Em determinados casos essa evolução sobre o corpo e a nudez começou muito antes do século XVIII. A decência específica, exigida na época de início, era que "algumas partes do corpo o pudor natural nos leva a esconder". Depois, a relação com o corpo ficou mais severa: É muito honesto para uma criança pequena manusear suas partes pudendas, mesmo com vergonha e pudor.

Mas tudo não passa de uma única teoria: "O julgamento moral está totalmente integrado à experiência corporal". Ainda que se trate aqui de uma função considerada vil e repulsiva, no entanto com relação aos gestos mais cotidianos, progressivamente, se impõe uma distância que, do corpo ao corpo, tende a intercalar o espaço neutro de uma tecnologia que governa a ameaçadora espontaneidade da sensualidade. Assim como quando se está deitado, não se devia deixar que as cobertas sugerissem a forma do corpo, assim como, "quando sair da cama não se deve deixá-la descoberta, nem colocar a touca de dormir em algum assento ou outro lugar onde outros possam vê-la. A vigilância se tornou tão estreita que acabou proibindo toda relação imediata consigo mesmo: o decoro exige também que, ao nos deitarmos, escondamos de nós mesmos o nosso corpo e evitemos lhe lançar até os menores olhares". Negação radical de qualquer intimidade.

Às vésperas do Iluminismo, toda uma gama de práticas corporais cai, assim, numa clandestinidade furtiva, vergonhosa. Organiza-se ao redor do corpo uma esfera do silêncio e do segredo. Do privado ao público, do íntimo ao secreto: não forçaremos porém, as linhas de uma evolução extraordinariamente complexa. Se é clara a direção em que os comportamentos mudam entre o século XVI e o começo do XIX, tais transformações se efetuaram em ritmos e segundo cronologias muito variáveis. As funções corporais logo são subtraídas ao campo da civilidade.

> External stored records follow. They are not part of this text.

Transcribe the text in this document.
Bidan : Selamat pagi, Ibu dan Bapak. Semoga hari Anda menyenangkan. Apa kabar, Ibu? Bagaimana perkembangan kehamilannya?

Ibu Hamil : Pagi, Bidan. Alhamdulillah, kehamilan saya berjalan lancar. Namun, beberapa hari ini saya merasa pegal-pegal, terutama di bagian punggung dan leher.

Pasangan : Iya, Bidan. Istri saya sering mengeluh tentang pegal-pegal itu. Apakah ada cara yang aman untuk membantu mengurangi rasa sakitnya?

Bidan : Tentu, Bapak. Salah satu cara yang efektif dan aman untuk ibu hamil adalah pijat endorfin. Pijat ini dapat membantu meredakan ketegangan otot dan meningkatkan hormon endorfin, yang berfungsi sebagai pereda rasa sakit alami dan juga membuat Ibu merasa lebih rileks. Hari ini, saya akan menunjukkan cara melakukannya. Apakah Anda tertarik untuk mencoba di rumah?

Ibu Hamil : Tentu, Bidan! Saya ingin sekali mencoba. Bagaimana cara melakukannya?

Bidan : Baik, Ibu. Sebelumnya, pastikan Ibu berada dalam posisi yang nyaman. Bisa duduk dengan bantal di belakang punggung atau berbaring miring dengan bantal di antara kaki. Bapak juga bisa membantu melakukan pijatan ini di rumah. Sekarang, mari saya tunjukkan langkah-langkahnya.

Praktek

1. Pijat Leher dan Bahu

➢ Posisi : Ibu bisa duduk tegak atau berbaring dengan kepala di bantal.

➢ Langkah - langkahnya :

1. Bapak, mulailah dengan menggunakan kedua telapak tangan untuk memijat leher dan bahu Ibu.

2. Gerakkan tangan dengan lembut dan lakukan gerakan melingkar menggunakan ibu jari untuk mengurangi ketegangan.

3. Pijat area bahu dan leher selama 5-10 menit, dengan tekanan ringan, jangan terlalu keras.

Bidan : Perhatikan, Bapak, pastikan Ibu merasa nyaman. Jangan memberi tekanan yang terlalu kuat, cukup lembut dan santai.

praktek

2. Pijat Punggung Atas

Do final da Idade Média a meados do século XVIII, nossos tratados em particular ignoram o corpo, à exclusão do rosto e das mãos, que são as únicas partes expostas. Os cuidados concentram-se no visível, na roupa e, sobretudo, na roupa branca, cujo frescor ostentado na gola e nos punhos constitui sinal autêntico do asseio. Porém, ao mesmo tempo, é inseparável de uma ideia do corpo que rejeita a água como um agente perigoso, suscetível de penetrar por toda parte.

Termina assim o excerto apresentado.